Она смеется. Смех у нее звонкий, девичий, заразительный. Он еще больше подчеркивает привлекательность Николь Данн.
„Я люблю тематические вечеринки — марокканские, с французским оттенком, dolce vita… Однажды я устроила немецкую вечеринку. Представляете, я даже купила себе платье альпийской крестьянки!“ — смеется Николь и делает глоток чая со льдом, который ей подает дворецкий Джерри.
За что бы ни взялась Николь Данн, у нее все получается. Она принимала под одной крышей Брук Астор [17]и Салмана Рушди [18]. Ее приемы — одни из самых престижных для нью-йоркского высшего общества.
Стоило только подумать, что должно же существовать хоть одно облако на золотом горизонте очаровательной, харизматичной супруги Стивена Данна, как в дверях появляется мистер Данн, собственной персоной, и целует жену в губы. Я мысленно поднимаю руки и думаю: „Везет же некоторым!“ Стивен Данн грубовато красив. У него густые, блестящие волосы, как у выходца из семейства Кеннеди. Он немногословен, сдержан и явно без ума от своей жены…»
Николь Данн обнажена. Ее глаза закрыты. В комнате прохладно, но она все еще разгорячена. По шее текут струйки пота. Она проводит ногой по обивке раздвижного дивана, прикасается к мягкой коже, потом — к твердой ступне. Николь гладит ее кончиками пальцев. Затем проводит по жестким, проволочным волосам Бруно. Бруно курит ее сигарету.
— С каких пор ты куришь? — спрашивает Николь. Ее голос нежен и хрипловат.
— Я всегда курю зимой.
— Господи, — говорит Николь. — Уже зима. Мы знакомы уже два времени года.
— Три, — говорит Бруно. — Мы встретились в июне.
— Сейчас декабрь, значит… — Николь загибает пальцы на руке.
Бруно делает долгую затяжку.
— Какие крепкие, — говорит он. — Как только ты их можешь курить?
Пот на спине Николь стал холодным.
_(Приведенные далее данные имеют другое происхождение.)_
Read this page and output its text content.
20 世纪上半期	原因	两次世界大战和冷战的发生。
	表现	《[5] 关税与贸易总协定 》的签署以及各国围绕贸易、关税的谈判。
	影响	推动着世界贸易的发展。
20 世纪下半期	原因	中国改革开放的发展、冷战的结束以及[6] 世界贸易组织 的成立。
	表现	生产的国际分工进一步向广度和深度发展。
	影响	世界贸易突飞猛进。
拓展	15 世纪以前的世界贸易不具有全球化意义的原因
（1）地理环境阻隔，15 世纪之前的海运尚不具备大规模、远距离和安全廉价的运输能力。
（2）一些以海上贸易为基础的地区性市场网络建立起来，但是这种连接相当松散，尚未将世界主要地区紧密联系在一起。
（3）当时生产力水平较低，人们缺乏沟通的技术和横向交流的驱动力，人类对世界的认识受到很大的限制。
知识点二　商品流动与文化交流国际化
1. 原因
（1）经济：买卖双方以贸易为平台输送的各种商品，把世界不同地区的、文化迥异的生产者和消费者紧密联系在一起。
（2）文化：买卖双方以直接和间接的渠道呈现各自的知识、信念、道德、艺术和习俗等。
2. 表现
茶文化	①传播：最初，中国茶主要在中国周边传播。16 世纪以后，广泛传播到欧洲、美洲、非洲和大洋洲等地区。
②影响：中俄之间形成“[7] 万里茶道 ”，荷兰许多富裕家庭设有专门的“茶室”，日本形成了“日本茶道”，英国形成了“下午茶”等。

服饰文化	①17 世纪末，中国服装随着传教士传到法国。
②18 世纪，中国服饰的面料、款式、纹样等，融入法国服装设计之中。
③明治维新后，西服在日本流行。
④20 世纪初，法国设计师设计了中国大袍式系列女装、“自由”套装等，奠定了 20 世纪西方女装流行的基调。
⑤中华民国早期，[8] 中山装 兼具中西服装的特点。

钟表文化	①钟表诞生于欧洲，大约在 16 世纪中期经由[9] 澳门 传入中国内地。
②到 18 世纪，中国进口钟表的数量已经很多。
Она ежится.
— Черт, наверное, придется принять треклятый душ, — ворчит Николь и встает.
— Надо бы поставить для тебя хорошую душевую кабину. Будь я при деньгах, давно бы поставил.
Бруно улыбается. Он замечает, что руки Николь стали немного полноваты, и думает о тонких руках тех девушек, с которыми обычно спит. Какого черта все это? Ведь он не просто так трахается с этой дамочкой из высшего света, разодетой в тряпки от «Шанель», избрав местом встреч промозглую мастерскую… Хотя… Нет, нет и нет! Причин для этого масса, и эти причины спутались в его голове, будто комок липкой ленты. Внезапно он чувствует себя ужасно одиноким.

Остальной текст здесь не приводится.